Despite denials, Poland and Romania are suspected of harbouring secret detention centres. Though there is still no absolute proof of the centres, flight patterns of CIA aircraft on the "rendition circuit", two CIA sources quoted by the Washington Post, ABC News and Human Rights Watch, and the failure of Poland to co-operate with the committee have fed suspicion.

Germany, Turkey, Spain and Cyprus are "staging points" for flights involving the unlawful transfer of detainees, the report says. CIA agents habitually prepare for and rest after "rendition" operations in Palma de Mallorca.

Ireland, Britain, Portugal, Greece and Italy are cited as "stopovers" for such flights.

Mr Marty disposed of very little means to draw up his report and relied on flight records from air traffic agency EuroControl, plane-spotters, journalists, non-governmental organisations and "confidential contacts with persons in the administrations of the countries concerned, including the US".

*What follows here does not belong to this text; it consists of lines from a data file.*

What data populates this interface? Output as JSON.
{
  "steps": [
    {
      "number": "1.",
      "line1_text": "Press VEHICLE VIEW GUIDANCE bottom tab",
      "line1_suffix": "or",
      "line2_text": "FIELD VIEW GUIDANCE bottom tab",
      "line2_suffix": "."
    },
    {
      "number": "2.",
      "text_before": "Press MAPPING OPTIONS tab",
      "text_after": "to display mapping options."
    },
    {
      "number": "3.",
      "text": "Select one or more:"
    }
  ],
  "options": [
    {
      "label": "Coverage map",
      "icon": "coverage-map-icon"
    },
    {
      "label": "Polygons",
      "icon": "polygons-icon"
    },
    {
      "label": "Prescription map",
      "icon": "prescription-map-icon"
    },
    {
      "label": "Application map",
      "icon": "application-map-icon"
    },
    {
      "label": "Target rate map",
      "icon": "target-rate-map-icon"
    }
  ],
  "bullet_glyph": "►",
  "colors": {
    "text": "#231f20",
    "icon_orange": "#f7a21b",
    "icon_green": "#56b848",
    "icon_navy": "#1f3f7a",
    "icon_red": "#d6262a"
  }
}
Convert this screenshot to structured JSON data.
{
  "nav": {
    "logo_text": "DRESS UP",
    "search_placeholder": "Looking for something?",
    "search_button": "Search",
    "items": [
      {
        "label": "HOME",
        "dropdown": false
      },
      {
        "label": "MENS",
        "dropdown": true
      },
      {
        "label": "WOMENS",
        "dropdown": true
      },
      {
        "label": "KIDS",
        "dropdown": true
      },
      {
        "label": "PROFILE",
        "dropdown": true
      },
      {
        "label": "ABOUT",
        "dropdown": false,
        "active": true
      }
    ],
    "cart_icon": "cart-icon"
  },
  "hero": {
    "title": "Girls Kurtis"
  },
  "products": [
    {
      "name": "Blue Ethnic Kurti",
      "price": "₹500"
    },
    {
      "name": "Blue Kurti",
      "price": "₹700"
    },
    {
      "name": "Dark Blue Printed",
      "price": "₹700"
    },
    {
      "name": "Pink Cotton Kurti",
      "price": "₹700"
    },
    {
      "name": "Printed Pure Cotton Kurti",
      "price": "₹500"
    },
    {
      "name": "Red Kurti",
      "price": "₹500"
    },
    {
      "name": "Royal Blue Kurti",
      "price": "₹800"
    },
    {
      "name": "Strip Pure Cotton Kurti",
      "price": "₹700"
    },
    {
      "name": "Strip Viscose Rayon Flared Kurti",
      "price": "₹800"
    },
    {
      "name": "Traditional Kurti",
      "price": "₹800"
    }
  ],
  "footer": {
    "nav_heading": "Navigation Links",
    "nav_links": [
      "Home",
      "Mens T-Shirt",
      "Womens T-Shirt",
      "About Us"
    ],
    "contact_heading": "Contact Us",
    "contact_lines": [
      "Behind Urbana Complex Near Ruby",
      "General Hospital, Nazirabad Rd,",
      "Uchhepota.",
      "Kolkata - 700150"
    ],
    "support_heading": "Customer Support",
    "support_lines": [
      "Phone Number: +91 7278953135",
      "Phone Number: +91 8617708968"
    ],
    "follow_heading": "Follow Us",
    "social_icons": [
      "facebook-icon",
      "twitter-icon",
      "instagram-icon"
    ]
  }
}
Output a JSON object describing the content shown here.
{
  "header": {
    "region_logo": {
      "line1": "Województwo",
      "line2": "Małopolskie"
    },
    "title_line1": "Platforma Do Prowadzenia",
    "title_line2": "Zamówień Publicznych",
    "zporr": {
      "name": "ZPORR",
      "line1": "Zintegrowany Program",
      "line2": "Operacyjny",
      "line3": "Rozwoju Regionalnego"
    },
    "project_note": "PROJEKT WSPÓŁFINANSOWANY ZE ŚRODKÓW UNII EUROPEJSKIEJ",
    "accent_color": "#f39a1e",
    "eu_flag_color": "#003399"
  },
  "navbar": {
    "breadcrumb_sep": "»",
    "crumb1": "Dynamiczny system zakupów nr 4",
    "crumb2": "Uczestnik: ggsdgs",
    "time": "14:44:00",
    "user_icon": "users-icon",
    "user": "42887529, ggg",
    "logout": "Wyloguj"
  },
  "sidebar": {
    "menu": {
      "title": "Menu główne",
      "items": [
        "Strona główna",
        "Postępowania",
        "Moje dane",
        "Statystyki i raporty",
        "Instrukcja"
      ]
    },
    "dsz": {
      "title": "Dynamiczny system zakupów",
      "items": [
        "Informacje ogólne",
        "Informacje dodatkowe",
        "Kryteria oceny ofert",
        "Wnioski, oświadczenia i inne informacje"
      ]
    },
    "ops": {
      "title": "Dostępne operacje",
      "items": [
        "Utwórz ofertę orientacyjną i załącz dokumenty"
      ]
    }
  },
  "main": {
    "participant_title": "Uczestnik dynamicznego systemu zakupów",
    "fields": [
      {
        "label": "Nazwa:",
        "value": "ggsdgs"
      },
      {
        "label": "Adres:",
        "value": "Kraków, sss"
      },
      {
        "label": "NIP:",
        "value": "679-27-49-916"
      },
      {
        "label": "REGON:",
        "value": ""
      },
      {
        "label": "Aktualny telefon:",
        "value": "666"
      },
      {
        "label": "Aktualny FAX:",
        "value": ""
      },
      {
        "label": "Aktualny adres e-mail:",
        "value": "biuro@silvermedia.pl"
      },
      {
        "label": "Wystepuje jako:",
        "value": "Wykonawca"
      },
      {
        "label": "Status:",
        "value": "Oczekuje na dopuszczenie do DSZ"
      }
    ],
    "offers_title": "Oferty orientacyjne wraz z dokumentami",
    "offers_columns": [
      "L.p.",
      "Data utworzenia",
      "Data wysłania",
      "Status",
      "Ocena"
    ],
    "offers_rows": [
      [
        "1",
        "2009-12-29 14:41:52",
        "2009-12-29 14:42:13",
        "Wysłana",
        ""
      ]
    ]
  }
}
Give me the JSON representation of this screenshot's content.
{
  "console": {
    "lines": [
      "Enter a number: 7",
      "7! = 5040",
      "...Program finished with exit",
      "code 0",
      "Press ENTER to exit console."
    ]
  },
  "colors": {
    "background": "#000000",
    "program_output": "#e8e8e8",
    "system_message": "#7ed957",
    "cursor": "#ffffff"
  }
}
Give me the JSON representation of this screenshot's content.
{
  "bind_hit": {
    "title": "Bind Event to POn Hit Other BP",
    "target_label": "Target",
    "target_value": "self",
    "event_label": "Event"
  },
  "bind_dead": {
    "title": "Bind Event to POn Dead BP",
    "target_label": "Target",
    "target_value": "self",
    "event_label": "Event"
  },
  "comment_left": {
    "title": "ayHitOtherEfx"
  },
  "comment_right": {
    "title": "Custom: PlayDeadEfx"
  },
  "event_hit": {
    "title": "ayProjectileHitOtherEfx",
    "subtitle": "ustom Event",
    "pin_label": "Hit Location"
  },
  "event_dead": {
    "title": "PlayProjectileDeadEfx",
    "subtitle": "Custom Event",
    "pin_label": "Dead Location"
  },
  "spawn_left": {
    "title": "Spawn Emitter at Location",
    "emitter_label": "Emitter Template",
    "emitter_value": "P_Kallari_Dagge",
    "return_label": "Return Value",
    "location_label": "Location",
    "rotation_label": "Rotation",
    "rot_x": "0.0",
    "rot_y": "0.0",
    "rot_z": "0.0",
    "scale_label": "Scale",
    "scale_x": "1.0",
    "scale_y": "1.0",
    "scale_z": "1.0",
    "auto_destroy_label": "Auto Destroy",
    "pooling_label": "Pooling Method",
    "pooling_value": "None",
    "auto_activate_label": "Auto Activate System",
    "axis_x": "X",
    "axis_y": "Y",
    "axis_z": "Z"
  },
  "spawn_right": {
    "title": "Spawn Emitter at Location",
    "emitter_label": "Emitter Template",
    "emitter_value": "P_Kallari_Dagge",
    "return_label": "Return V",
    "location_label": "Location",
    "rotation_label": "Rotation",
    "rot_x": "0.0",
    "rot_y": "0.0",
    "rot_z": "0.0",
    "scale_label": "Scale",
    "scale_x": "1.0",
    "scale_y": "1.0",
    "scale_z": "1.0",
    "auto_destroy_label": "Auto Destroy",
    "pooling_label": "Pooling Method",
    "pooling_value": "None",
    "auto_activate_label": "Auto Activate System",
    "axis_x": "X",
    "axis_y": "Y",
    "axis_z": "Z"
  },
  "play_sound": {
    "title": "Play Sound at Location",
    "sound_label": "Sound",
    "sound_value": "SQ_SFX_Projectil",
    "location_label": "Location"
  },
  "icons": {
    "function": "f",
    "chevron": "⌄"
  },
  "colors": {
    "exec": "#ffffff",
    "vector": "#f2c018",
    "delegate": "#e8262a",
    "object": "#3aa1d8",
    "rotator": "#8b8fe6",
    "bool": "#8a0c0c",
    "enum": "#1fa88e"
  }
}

He denounced the "veil of silence" over Europe. "Such a system is not possible without the participation at varying levels of the countries concerned. It may be state institutions or intelligence services, or simply an informal agreement that hasn't gone to the top. A lot of state institutions simply didn't want to know."

The Bush administration's belief that neither conventional justice nor the laws of war are adequate to fight the "war on terror" has resulted in the establishment of "judiciary apartheid", he said. "Non-Americans are excluded from any judiciary system if they are suspected of terrorist affiliation. The fact that the victims of this apartheid are Arab Muslims increases exasperation in these countries and creates more terrorists."

The Council of Europe places the highest priority on fighting terrorism, but considers it can be done through democratic, legal means. European governments have no strategy against terrorism and have simply acquiesced in accepting the US system, Mr Marty said. There was an urgent need for Europe and the US to develop a shared, legal strategy together. He also placed the burden of responsibility for investigation with national parliaments.

Asked why European governments have allowed the CIA to carry out such practices, he said: "They believe it's in their interest not to endanger their relations with the US. These relations take precedence over their values . . . It's up to civil society to react."